Growing up in an Epidemic

Growing up in an Epidemic

Listen to COLAGE Executive Director Beth Teper interview Stefan Lynch Strassfeld about his family and their experience with HIV/AIDS for StoryCorps on NPR Morning Edition this Friday at 5:20am and 7:20am PDT and 6:20am and 8:20am EDT and online here.

stefan
In my generation – I’m 38 now – growing up with a gay dad meant growing up with AIDS. I was 10 when the first person I knew got sick, 15 when my step-dad died, and 19 when my dad died. But even for my peers who didn’t lose their fathers, the specter of AIDS was always looming. Did they have it? Were they practicing safer sex? If I tell my friends my dad is gay will they be afraid they’ll catch AIDS from him? Or me? Am I going to get it? I lost most of my family, young gay men, over the course of 10 years, and I miss them every day.

But those same men also taught me so much: how to live when you’re
dying (and we’re all dying), how to organize and fight for what you believe in, and how to make family when your family of origin had pushed you away, or in my case, was leaving one by one. It’s no coincidence that COLAGE was founded by daughters of gay men who grew up in the epidemic, or that I was the first Director – getting involved just months after my dad died.
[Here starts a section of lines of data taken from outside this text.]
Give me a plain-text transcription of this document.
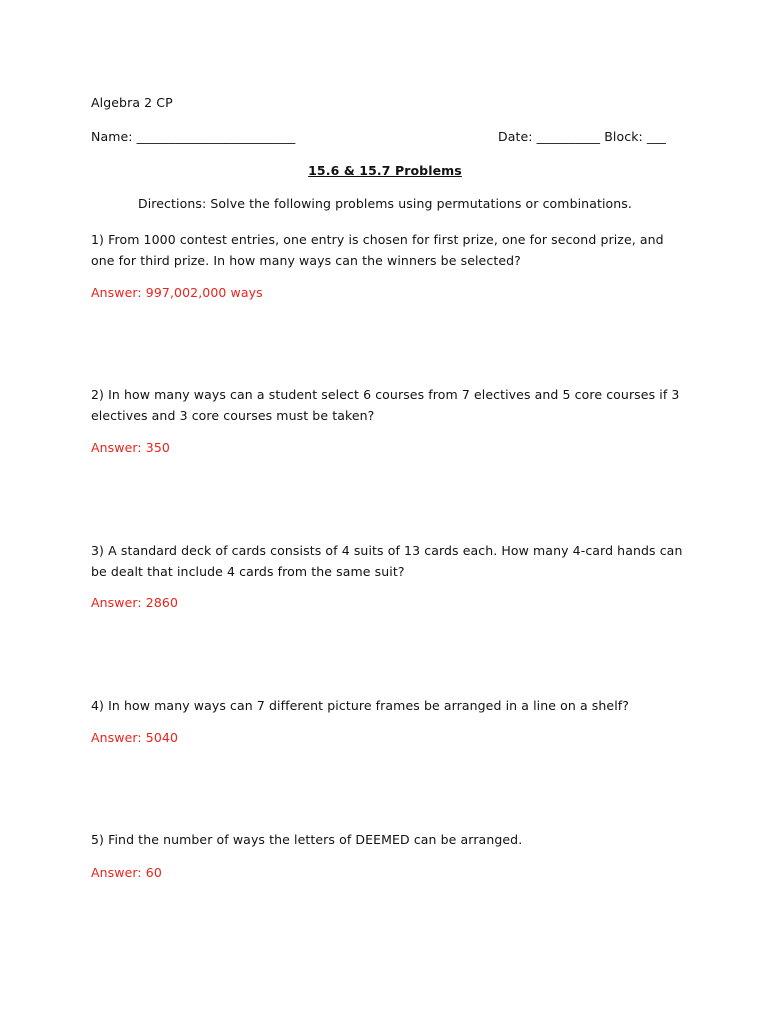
Algebra 2 CP
Name: _________________________	Date: __________ Block: ___
15.6 & 15.7 Problems
Directions: Solve the following problems using permutations or combinations.
1) From 1000 contest entries, one entry is chosen for first prize, one for second prize, and one for third prize. In how many ways can the winners be selected?
Answer: 997,002,000 ways
2) In how many ways can a student select 6 courses from 7 electives and 5 core courses if 3 electives and 3 core courses must be taken?
Answer: 350
3) A standard deck of cards consists of 4 suits of 13 cards each. How many 4-card hands can be dealt that include 4 cards from the same suit?
Answer: 2860
4) In how many ways can 7 different picture frames be arranged in a line on a shelf?
Answer: 5040
5) Find the number of ways the letters of DEEMED can be arranged.
Answer: 60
I had learned how to make family andcommunity from the best. My aunties, the men who along with mywonderful lesbian mom helped raise me, pioneered the existence of “queer family” because they needed it, and I continued their work because I needed it. On World AIDS Day I am blessed by the ones I
have, remembering the ones I have lost, and grateful to my aunties for
leading the way.

Please take a moment to remember those who we have lost, and take action everyday to create awareness and stop the spread of HIV/AIDS.